Bugün baktığımızda, YHS kadrolarında olduğu halde lisans ve lisans üstü eğitimlerini tamamlamış hatta doktora bile yapmış ve alanında yetişmiş kişilerin çok olduğunu görüyoruz. Eğitim yetkinliğine göre bu kişilerin YHS kadrolarından kendi alanlarındaki unvanlara koşulsuz ve sınavsız transferi sağlanmalıdır. Böylece hakkaniyet ilkesi korunacak, kamunun da yetişmiş insan gücünü efektif kullanmasına imkan verilecektir.

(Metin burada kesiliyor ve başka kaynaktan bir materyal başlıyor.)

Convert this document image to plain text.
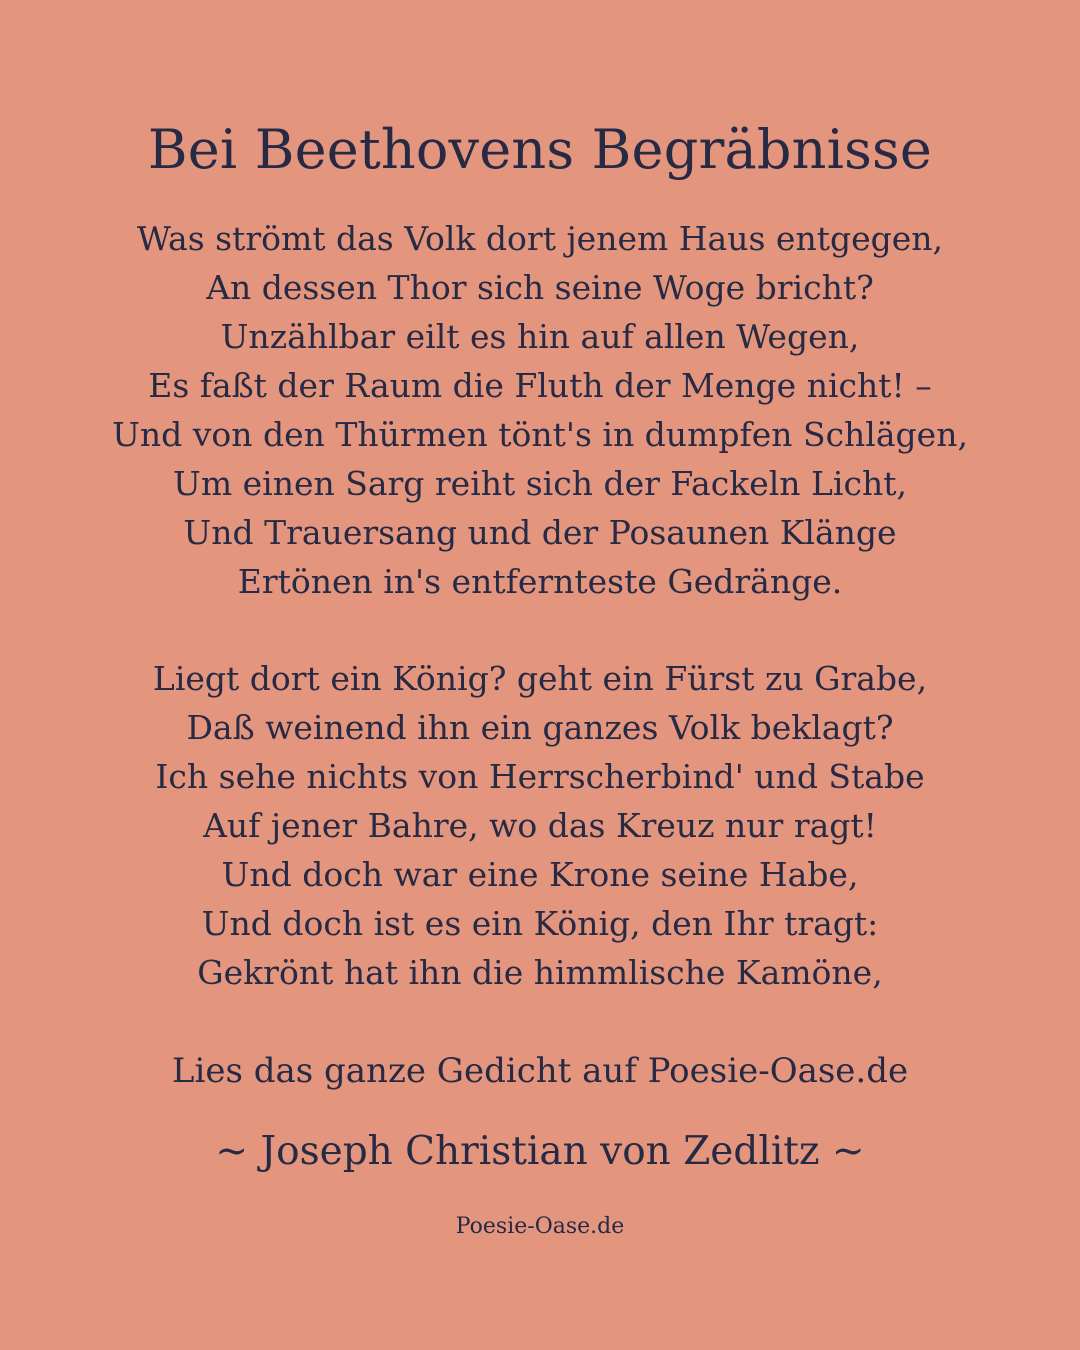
Bei Beethovens Begräbnisse
Was strömt das Volk dort jenem Haus entgegen,
An dessen Thor sich seine Woge bricht?
Unzählbar eilt es hin auf allen Wegen,
Es faßt der Raum die Fluth der Menge nicht! –
Und von den Thürmen tönt's in dumpfen Schlägen,
Um einen Sarg reiht sich der Fackeln Licht,
Und Trauersang und der Posaunen Klänge
Ertönen in's entfernteste Gedränge.
Liegt dort ein König? geht ein Fürst zu Grabe,
Daß weinend ihn ein ganzes Volk beklagt?
Ich sehe nichts von Herrscherbind' und Stabe
Auf jener Bahre, wo das Kreuz nur ragt!
Und doch war eine Krone seine Habe,
Und doch ist es ein König, den Ihr tragt:
Gekrönt hat ihn die himmlische Kamöne,
Lies das ganze Gedicht auf Poesie-Oase.de
~ Joseph Christian von Zedlitz ~
Poesie-Oase.de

Lisans ve üzeri eğitimleri olmayan YHS personelinin de derece ve kıdemlerine uygun şekilde GİH yani Genel İdari Hizmetler kadrosuna alınmaları gerekir. Bu geçiş maddi zararlarını ve eksiklerini nispeten kapatacak, mobbing endişesi yaşamadan düz memur veya teknik personel olarak işlerini huzurla yapmalarını temin edecektir.

YHS kadrosu kanunla artık kaldırılmalıdır. Yoksa aynı mağduriyetleri yeni başlayan personel de aynen yaşayacaktır. 3713 ve 2828 sayılı kanunlardan dolayı, hak sahibi olduğu halde eğitim yetersizliğinden kariyer kadrolarına atanamayan kişiler için ise, kanun düzenlemesiyle süresiz sözleşmeli “Sürekli İşçi” kadroları tahsis edilmelidir. Bu durumda hem maksat hasıl olacak, hem de kamudaki kadroların eğitim, ehliyet ve liyakat esasları korunacaktır.

Zor zamanların ve görevlerin fedakar insanları, kurumların yaşayan tarihleri olan emektar 110.000 YHS personeli güzel bir müjdeyi hak ediyor! Öyle değil mi Sayın Büyüklerimiz?